Some time after this, Robert Strelley re-enlisted as a Private in the 1/7th Blythswood Territorial Battalion.Service Number 280890. This is possibly around March 1917 (see Will) The 7th (Blythwood) Battalion, Highland Light Infantry was a unit of the Territorial Force with its HQ at 69 Main Street, Bridgeton, Glasgow.

 According to the website in 1917 the 7th Highlanders were

“in action during The First, Second and Third Battles of Gaza, at Wadi el Hesi, The capture of Junction Station, The Battle of Nabi Samweil and The Battle of Jaffa including the passage of the Nahr-el-Auja. 52nd Division remained in the line near Arsuf until March 1918 when it was relieved by the 7th (Meerut) Division and proceeded to France, sailing from Alexandria on the 11th of April, via Marseilles they concentrated near Abbeville. 52nd Division took over a sector of front line near Vimy on the 6th of May until the 23rd of July when they moved to take over the line north east of Arras. They were in action inThe Battle of Albert, The Battle of the Scarpe, The Battle of the Drocourt-Queant Line, The Battle of the Canal du Nord and The Final Advance in Artois. At the Armistice 52nd Division was north of the Mons canal engaged on clearing Herchies.”

But that was too late for Robert as he was Killed in Action on 27th August 1918.
His medal record shows he received the Victory and British Medal. Although a Private he is Acting Lance Corporal  by the time of his death. 

His grave is located at  St. Martin Calvaire British Cemetery  St. Martin-sur-Cojeul Pas de Calais France Plot: II. A. 25.
Robert Strelley's War Grave

An informal will  dated 28/3/1917 found in his Pay Book was declared valid under Scottish Law. The will was likely made around the time he re-enlisted.  In it he left his property and effects to his widow, Janet who was still residing  at 20 Sister St with his one year old daughter Agnes Short Strelley. Agnes was unlikely to have even met her father. Sadly, Agnes died of convulsions on 25/10/1918 just 2 months after her father was Killed in Action in France.   
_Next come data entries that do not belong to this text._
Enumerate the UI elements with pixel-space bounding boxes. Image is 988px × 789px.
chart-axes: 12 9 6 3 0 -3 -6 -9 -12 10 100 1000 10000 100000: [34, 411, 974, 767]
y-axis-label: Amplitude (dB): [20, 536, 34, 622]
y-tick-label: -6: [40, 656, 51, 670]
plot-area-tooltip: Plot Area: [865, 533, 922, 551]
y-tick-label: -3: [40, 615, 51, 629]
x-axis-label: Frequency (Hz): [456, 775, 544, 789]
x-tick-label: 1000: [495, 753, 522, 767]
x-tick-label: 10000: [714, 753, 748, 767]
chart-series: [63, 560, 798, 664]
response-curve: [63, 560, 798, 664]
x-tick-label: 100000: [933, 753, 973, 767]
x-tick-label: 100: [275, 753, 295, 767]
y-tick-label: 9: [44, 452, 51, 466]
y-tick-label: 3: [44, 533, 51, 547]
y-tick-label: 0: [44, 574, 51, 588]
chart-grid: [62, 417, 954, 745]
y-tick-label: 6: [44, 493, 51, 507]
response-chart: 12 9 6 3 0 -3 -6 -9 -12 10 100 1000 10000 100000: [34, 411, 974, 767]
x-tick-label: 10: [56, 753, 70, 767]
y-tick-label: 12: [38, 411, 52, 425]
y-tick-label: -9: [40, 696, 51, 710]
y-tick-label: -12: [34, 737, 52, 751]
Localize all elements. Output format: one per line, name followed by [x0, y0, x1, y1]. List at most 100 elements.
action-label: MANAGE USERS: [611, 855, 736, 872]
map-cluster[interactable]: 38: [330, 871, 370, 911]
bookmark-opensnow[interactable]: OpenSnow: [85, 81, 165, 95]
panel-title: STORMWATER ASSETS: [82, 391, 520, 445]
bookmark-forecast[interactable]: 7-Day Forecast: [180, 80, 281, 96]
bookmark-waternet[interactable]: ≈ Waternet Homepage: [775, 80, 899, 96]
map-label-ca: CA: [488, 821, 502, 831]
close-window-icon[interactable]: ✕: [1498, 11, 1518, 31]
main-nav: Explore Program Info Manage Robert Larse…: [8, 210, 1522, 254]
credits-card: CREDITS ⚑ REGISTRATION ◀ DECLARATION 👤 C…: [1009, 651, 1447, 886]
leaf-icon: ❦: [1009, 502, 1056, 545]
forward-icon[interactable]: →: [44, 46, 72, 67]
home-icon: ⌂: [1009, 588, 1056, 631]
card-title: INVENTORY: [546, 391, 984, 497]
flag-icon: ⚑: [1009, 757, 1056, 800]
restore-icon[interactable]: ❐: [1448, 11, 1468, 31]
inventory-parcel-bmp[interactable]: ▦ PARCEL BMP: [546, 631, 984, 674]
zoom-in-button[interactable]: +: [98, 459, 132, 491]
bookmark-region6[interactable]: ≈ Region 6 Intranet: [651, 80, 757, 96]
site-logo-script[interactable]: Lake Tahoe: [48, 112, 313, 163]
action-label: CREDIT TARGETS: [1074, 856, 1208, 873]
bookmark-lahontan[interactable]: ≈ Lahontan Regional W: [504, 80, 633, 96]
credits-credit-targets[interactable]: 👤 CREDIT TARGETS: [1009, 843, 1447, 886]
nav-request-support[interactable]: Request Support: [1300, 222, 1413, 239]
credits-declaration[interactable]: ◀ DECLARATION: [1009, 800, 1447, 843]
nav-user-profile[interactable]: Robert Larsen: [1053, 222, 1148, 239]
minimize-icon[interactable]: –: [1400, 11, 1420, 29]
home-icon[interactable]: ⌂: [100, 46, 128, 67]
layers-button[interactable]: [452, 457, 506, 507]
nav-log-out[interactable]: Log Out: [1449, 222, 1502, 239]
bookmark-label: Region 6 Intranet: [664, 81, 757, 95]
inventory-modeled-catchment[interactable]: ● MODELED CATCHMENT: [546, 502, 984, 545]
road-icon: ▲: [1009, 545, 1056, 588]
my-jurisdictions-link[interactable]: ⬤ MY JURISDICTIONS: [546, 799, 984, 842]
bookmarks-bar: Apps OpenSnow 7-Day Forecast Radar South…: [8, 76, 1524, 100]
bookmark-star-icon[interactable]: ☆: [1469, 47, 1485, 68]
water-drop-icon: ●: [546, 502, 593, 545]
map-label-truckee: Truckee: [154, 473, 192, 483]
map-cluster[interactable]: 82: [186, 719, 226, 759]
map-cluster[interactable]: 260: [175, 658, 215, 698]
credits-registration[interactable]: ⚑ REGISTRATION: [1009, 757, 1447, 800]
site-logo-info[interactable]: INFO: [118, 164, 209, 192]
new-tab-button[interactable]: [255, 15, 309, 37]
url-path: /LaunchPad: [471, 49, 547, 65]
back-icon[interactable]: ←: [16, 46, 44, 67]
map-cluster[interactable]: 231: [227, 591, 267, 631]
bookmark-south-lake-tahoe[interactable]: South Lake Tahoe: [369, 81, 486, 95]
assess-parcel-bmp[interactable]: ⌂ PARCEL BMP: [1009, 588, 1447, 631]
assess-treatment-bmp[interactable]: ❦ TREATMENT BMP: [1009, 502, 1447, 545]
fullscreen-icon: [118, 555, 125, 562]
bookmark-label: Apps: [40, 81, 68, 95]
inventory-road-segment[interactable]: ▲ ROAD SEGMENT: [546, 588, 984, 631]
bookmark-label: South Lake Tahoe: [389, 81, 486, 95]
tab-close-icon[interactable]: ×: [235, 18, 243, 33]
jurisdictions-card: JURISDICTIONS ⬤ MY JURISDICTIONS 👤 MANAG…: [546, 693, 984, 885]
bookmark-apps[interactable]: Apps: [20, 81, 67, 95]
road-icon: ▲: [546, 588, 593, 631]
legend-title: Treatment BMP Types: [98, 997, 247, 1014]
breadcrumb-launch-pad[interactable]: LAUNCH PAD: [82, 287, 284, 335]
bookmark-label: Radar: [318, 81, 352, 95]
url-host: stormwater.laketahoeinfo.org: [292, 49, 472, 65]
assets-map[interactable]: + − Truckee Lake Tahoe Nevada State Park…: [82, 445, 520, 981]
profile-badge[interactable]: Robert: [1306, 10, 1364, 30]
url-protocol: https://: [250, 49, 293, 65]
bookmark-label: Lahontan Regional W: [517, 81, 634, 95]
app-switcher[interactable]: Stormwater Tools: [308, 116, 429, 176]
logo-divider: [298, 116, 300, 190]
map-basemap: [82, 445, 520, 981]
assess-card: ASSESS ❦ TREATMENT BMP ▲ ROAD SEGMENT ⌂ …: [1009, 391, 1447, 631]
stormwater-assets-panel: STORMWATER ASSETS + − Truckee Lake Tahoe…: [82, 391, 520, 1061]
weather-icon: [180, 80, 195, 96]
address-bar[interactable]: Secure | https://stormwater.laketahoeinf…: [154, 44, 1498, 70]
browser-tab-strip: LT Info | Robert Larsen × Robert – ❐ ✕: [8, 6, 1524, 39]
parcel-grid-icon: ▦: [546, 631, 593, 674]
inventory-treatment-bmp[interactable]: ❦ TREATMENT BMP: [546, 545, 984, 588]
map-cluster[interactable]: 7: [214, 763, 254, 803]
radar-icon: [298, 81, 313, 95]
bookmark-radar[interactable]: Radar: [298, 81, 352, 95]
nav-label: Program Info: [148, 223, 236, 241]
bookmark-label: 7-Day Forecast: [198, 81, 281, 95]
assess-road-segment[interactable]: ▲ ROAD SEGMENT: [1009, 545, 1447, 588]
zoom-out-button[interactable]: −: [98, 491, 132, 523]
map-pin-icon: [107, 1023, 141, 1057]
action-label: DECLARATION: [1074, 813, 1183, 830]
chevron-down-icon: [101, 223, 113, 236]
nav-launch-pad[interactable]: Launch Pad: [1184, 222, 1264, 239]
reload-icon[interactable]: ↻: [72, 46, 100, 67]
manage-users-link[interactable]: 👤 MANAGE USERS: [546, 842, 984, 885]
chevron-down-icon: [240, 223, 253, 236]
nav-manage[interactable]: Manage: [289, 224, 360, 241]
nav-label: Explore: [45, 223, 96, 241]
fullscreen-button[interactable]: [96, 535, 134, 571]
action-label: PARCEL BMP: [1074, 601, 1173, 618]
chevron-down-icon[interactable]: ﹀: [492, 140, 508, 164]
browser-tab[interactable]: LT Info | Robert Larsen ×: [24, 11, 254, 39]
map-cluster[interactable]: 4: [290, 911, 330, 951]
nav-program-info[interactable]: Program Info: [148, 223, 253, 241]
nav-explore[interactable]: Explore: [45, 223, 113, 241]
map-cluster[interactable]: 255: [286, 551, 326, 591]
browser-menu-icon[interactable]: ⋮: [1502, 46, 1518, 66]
Strelley's informal War Will
Thought of the Day:

The second record for Robert Strelley matched with the first  due to the address recorded on a number of other documents. Although it is not a very common name in Scotland, Robert had changed the spelling of his name- perhaps to put the authorities off the fact that he had been discharged before. It’s not unusual for the Scottish Strelleys to use different variations in spelling. 

Interestingly enough another child born illegitimately to  his brother William  was also  Robert Strelley- regiment no 64222 turned up in the search. Born 1898 in Glasgow he had enlisted as soon as he was old enough with the Royal Scots on  4/7/1918 but was discharged by 11/8/19 as   "No longer physically fit for war service". I'll have to chase up those records!!